Si les opérateurs travaillent sur un déploiement de la 5G pour les années qui viennent, une partie minoritaire de la population ne bénéficie pas encore d’une couverture correcte en 4G, voire moins. Peut-on supporter un territoire à plusieurs vitesses, comment couvrir tout le pays ?

Une publicité d'un opérateur téléphonique concernant la couverture des "zones blanches".
Une publicité d'un opérateur téléphonique concernant la couverture des "zones blanches". © Maxppp / Vincent Isore/IP3 PRESS

« L’accès à Internet et à la téléphonie mobile, ce n’est pas un luxe mais un droit ». C’est la position défendue par le secrétaire d’Etat auprès du ministre de la cohésion des territoires, Julien Denormandie. Une belle déclaration publiée le 23 juillet dernier dans une tribune, en cohérence avec celles du premier de cordée du pouvoir en place, le chef de l’Etat Emmanuel Macron. Encore candidat, il avait fait de la couverture numérique du territoire une de ses grandes priorités.

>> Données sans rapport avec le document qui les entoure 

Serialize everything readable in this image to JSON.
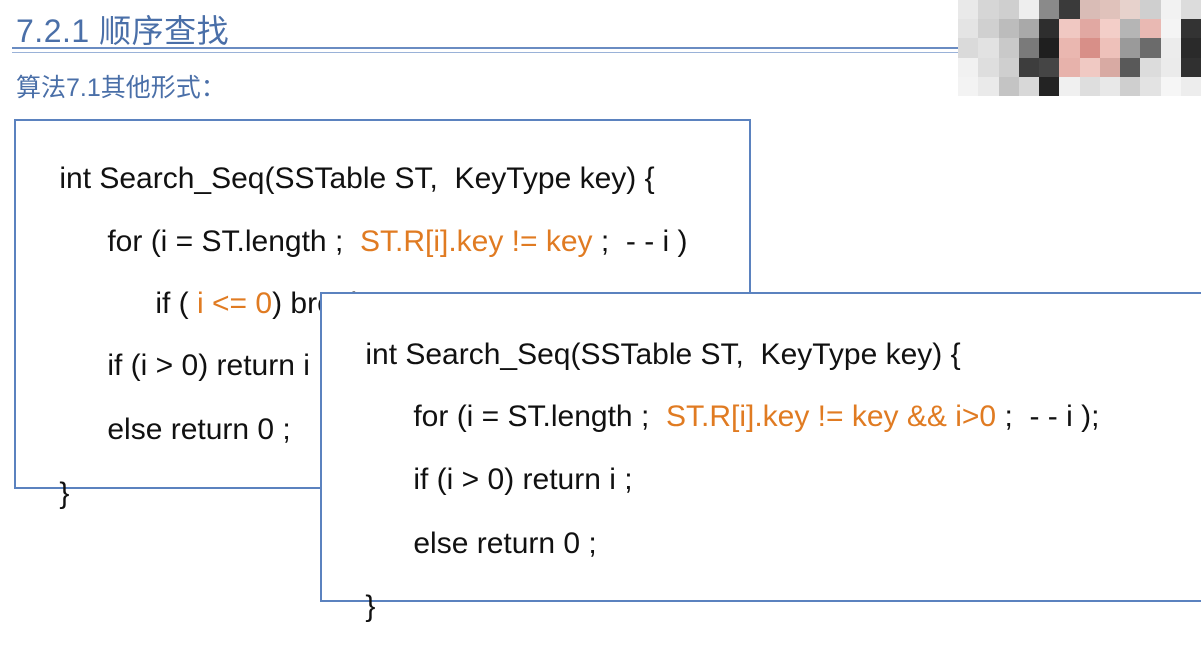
{
  "slide": {
    "title": "7.2.1 顺序查找",
    "subtitle": "算法7.1其他形式："
  },
  "code_box_1": {
    "lines": [
      {
        "pre": "int Search_Seq(SSTable ST,  KeyType key) {",
        "hl": "",
        "post": ""
      },
      {
        "pre": "for (i = ST.length ;  ",
        "hl": "ST.R[i].key != key",
        "post": " ;  - - i )"
      },
      {
        "pre": "if ( ",
        "hl": "i <= 0",
        "post": ") break ;"
      },
      {
        "pre": "if (i > 0) return i ;",
        "hl": "",
        "post": ""
      },
      {
        "pre": "else return 0 ;",
        "hl": "",
        "post": ""
      },
      {
        "pre": "}",
        "hl": "",
        "post": ""
      }
    ]
  },
  "code_box_2": {
    "lines": [
      {
        "pre": "int Search_Seq(SSTable ST,  KeyType key) {",
        "hl": "",
        "post": ""
      },
      {
        "pre": "for (i = ST.length ;  ",
        "hl": "ST.R[i].key != key && i>0",
        "post": " ;  - - i );"
      },
      {
        "pre": "if (i > 0) return i ;",
        "hl": "",
        "post": ""
      },
      {
        "pre": "else return 0 ;",
        "hl": "",
        "post": ""
      },
      {
        "pre": "}",
        "hl": "",
        "post": ""
      }
    ]
  },
  "colors": {
    "title": "#4a6fa8",
    "border": "#5b82bf",
    "highlight": "#e07b22",
    "code": "#111111"
  },
  "webcam": {
    "icon": "webcam-thumbnail",
    "pixels": [
      "#e9e9e9",
      "#d6d6d6",
      "#cfcfcf",
      "#eeeeee",
      "#8a8a8a",
      "#3a3a3a",
      "#d9bcb6",
      "#e0c2bb",
      "#e7d2cc",
      "#cfcfcf",
      "#f2f2f2",
      "#dcdcdc",
      "#e4e4e4",
      "#d0d0d0",
      "#bcbcbc",
      "#a9a9a9",
      "#2e2e2e",
      "#f0c8c2",
      "#e1a8a2",
      "#f3cec8",
      "#b5b5b5",
      "#e9b9b3",
      "#f4f4f4",
      "#333333",
      "#dadada",
      "#e2e2e2",
      "#c9c9c9",
      "#7a7a7a",
      "#1f1f1f",
      "#eab7b0",
      "#d88f88",
      "#eec1ba",
      "#9a9a9a",
      "#6b6b6b",
      "#ececec",
      "#2a2a2a",
      "#f1f1f1",
      "#dedede",
      "#cfcfcf",
      "#3d3d3d",
      "#454545",
      "#e7b2ab",
      "#f0c9c3",
      "#d8aaa3",
      "#595959",
      "#dcdcdc",
      "#ebebeb",
      "#303030",
      "#f3f3f3",
      "#eaeaea",
      "#c4c4c4",
      "#d8d8d8",
      "#232323",
      "#f0f0f0",
      "#dedede",
      "#e8e8e8",
      "#cfcfcf",
      "#e3e3e3",
      "#f6f6f6",
      "#ededed"
    ]
  }
}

Cet accès reste cependant encore un luxe pour une partie –certes minoritaire- mais pour une partie quand même de la population. 5% de la population française est condamnée à l’exclusion numérique et 10% à la semi-exclusion, car privée d’une connexion de qualité. Un programme baptisé zones blanches centres-bourgs, portant sur les territoires sans couverture mobile, a été initié dès 2003 pour accompagner plus de 3850 communes. Mais il en reste plusieurs centaines hors réseau, alors que l’on est déjà en train de parler de développement du réseau 5G. Fin juin, une liste de 485 villages et bourgs devant bénéficier d’une implantation d’antennes 4G a été présentée par le gouvernement. 

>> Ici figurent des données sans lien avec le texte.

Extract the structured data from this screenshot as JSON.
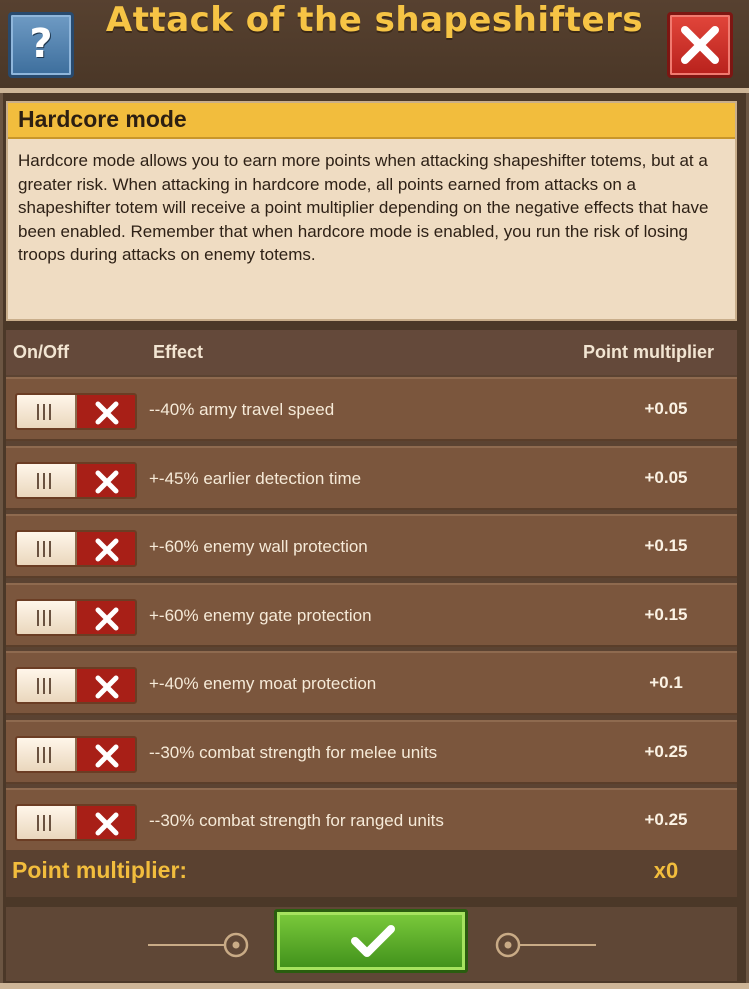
{
  "header": {
    "title": "Attack of the shapeshifters",
    "help_label": "?"
  },
  "info": {
    "heading": "Hardcore mode",
    "text": "Hardcore mode allows you to earn more points when attacking shapeshifter totems, but at a greater risk. When attacking in hardcore mode, all points earned from attacks on a shapeshifter totem will receive a point multiplier depending on the negative effects that have been enabled. Remember that when hardcore mode is enabled, you run the risk of losing troops during attacks on enemy totems."
  },
  "table": {
    "headers": {
      "onoff": "On/Off",
      "effect": "Effect",
      "multiplier": "Point multiplier"
    },
    "rows": [
      {
        "effect": "--40% army travel speed",
        "multiplier": "+0.05",
        "enabled": false
      },
      {
        "effect": "+-45% earlier detection time",
        "multiplier": "+0.05",
        "enabled": false
      },
      {
        "effect": "+-60% enemy wall protection",
        "multiplier": "+0.15",
        "enabled": false
      },
      {
        "effect": "+-60% enemy gate protection",
        "multiplier": "+0.15",
        "enabled": false
      },
      {
        "effect": "+-40% enemy moat protection",
        "multiplier": "+0.1",
        "enabled": false
      },
      {
        "effect": "--30% combat strength for melee units",
        "multiplier": "+0.25",
        "enabled": false
      },
      {
        "effect": "--30% combat strength for ranged units",
        "multiplier": "+0.25",
        "enabled": false
      }
    ]
  },
  "total": {
    "label": "Point multiplier:",
    "value": "x0"
  },
  "colors": {
    "title": "#f6c445",
    "heading_bar": "#f2bd3d",
    "close_button": "#c6251e",
    "help_button": "#4a7db0",
    "confirm_button": "#5cab28",
    "toggle_off": "#a81f17"
  },
  "icons": {
    "help": "question-mark-icon",
    "close": "x-icon",
    "toggle_off": "x-icon",
    "confirm": "checkmark-icon"
  }
}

Un gouvernement qui doit également rendre disponible le très haut débit partout en France d’ici 2022, comme cela avait été décidé fin 2012. Entre 2013 et 2018, on est passé de 27% à 55% du territoire. Il reste donc 45% à couvrir et on sait que les derniers pourcentages sont toujours plus difficiles et coûteux.

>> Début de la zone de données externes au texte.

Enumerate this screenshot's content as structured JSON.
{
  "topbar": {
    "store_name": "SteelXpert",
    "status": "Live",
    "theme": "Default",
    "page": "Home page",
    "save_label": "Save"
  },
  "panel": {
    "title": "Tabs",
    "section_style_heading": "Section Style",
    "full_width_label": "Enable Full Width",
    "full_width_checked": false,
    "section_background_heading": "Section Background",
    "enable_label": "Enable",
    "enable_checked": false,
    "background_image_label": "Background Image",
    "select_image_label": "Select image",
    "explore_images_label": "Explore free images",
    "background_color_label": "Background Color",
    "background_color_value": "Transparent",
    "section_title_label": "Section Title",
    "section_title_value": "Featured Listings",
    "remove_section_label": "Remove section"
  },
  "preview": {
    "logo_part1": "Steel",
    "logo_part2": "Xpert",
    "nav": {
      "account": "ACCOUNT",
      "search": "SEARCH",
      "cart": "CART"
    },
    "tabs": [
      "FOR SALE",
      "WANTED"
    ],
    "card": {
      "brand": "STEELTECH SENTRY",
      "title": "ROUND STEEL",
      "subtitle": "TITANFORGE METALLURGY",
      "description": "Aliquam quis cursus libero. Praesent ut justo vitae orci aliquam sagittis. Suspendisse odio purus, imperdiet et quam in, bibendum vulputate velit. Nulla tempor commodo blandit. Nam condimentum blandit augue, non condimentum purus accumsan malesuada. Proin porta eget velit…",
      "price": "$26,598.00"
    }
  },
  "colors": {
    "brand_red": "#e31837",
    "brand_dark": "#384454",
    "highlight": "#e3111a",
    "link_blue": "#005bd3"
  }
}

L’Etat, les collectivités locales et les opérateurs ont-ils les moyens d’aller au-delà des intentions, aussi louables soient-elles ? Rappelons que la France se classe par exemple 24e sur les 28 en Europe en termes de couvertures 4G, selon l’ARCEP. Ou doit-on se dire qu’une partie de la population doit vivre hors réseau, vu l’absence de rentabilité pour les opérateurs, tout en sachant que l’exclusion numérique représente un risque réel d’exclusion économique et d’exode de la population ? Bref, ces zones blanches sont-elles inévitables ? Ou pas ?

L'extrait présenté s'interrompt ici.